Kendall Hunter: Hunter looks like he’s recovered from his ACL surgery and is Frank Gore’s clear back up. Last season everyone was on Hunter with the idea that Gore was declining, but Harbaugh used Gore well and kept him rested so he didn’t wear down much and kept some explosiveness all season. But this is a year later and Gore is still oldish. And now Hunter is just coming back from his injury and is much easier to grab late. Plus, the upside of any running back for the 49ers is pretty high in that offense. He’s worth stashing.
Jordan Cameron: As I was saying earlier, the Browns will open the game up with deep routes for Josh Gordon and give plenty of room for Cameron to beat linebackers in the middle of the field. His athleticism and ability to go up to make catches will also help him in the red zone this season. Tight ends not named Jimmy Graham will have trouble keeping consistent value without touchdowns and Cameron should be the main end zone target for Weeden.
Alshon Jeffery: Watching Jeffery this preseason has been a bit of a revelation. Last year you could see that he had ability, but he looks much sharper in his routes and knows what he’s doing on each play. Add that to a more pass oriented offense and you have some nice upside.
David Wilson: This is a bit of a no brainer, but Wilson’s only hiccup was Andre Brown taking looks away and now Brown is hurt. He may return earlier than first thought, but Wilson is so much better that he should prove himself and run away with the job.

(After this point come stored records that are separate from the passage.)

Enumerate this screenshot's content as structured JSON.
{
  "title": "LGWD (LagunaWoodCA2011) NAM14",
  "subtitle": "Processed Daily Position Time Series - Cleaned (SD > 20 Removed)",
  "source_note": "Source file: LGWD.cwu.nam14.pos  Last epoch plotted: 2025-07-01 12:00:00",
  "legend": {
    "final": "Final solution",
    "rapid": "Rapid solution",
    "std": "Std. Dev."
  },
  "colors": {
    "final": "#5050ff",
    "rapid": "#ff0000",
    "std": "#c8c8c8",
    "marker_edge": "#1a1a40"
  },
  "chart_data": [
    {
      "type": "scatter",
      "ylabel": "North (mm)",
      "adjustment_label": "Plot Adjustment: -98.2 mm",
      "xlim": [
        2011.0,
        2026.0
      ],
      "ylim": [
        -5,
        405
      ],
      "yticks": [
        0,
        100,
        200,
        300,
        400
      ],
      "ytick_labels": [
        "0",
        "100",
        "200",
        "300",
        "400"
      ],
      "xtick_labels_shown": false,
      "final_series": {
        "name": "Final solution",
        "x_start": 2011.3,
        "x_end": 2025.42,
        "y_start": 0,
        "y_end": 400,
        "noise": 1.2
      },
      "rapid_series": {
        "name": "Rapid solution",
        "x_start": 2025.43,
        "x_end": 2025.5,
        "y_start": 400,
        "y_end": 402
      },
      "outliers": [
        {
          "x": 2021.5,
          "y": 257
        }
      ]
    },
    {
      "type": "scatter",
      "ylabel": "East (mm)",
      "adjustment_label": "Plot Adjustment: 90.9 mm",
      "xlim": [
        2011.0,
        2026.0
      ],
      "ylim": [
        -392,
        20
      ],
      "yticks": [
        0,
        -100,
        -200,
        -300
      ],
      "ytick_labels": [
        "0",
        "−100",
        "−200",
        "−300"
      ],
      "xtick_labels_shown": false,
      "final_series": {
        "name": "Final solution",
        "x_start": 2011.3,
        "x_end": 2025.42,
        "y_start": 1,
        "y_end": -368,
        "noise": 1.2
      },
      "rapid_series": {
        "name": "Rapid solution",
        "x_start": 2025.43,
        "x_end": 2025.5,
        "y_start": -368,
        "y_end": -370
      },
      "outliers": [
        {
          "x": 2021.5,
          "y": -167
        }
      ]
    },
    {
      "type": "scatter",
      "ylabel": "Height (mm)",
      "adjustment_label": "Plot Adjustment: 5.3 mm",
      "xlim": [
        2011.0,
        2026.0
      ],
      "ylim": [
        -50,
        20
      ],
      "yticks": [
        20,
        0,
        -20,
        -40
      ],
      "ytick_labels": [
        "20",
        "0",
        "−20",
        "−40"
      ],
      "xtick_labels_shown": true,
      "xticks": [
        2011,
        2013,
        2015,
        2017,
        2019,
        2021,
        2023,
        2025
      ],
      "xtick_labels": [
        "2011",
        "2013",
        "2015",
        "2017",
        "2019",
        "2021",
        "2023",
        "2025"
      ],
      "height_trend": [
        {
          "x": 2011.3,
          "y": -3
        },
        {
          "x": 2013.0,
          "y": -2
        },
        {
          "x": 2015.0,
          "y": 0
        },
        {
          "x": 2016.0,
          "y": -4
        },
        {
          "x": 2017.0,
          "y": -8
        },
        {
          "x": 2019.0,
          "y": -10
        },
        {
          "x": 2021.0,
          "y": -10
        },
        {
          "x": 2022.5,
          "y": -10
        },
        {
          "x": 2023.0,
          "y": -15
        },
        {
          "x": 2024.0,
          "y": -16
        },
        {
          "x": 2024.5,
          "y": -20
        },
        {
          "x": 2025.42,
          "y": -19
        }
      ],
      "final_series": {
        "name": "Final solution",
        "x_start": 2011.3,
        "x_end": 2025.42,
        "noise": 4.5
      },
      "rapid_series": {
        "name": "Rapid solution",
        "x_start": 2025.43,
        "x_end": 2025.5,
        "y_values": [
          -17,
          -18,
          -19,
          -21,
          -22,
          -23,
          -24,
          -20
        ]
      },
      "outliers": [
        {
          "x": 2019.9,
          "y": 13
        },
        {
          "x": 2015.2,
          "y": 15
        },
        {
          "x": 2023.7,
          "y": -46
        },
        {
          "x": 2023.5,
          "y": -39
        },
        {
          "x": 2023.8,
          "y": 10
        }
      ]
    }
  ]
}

Carson Palmer: I’m not under any delusion that Palmer is going to rise back into elite consideration, but Bruce Arians, Larry Fitzgerald, Michael Floyd, Andre Roberts and Rob Housler all are going to give him plenty of pass attempts and receptions. If their offensive line was better I’d be even higher on him, but as long as his ADP is as the 18th quarterback off the board I love his upside as my backup quarterback.
Ryan Broyles: The best thing about Ryan Broyles ACL injury is that he’s not fully back in time to get people too excited. Broyles is a perfect fit for the Lion’s offense and will have no trouble getting targets in the target heavy Lions offense.
Terrelle Pryor: At 6’4” 233 pounds Pryor is a load to bring down in the running game. And then when he adds in his 4.38 forty time, well, forget about it. Of course you also have to take into account that he’s not the best passer in the league, but heck, Tim Tebow was a top 10 fantasy quarterback when he started in Denver and he couldn’t hit the broadside of the planet. Pryor isn’t going to set the league aflame or win many games as the starter (if he starts), but he could rush for 100 yards in his sleep if they give him designed runs with Darren McFadden and him in the backfield.
These are just a few of the guys I feel good about this year. We all have “our guys” who we end up with on a big percentage of our teams and that’s good. It shows we have researched and taken a leap of faith that if it pays off will feel even better than if we hadn’t. See if some of my guys might turn into your guys, but also be sure to just have some guys!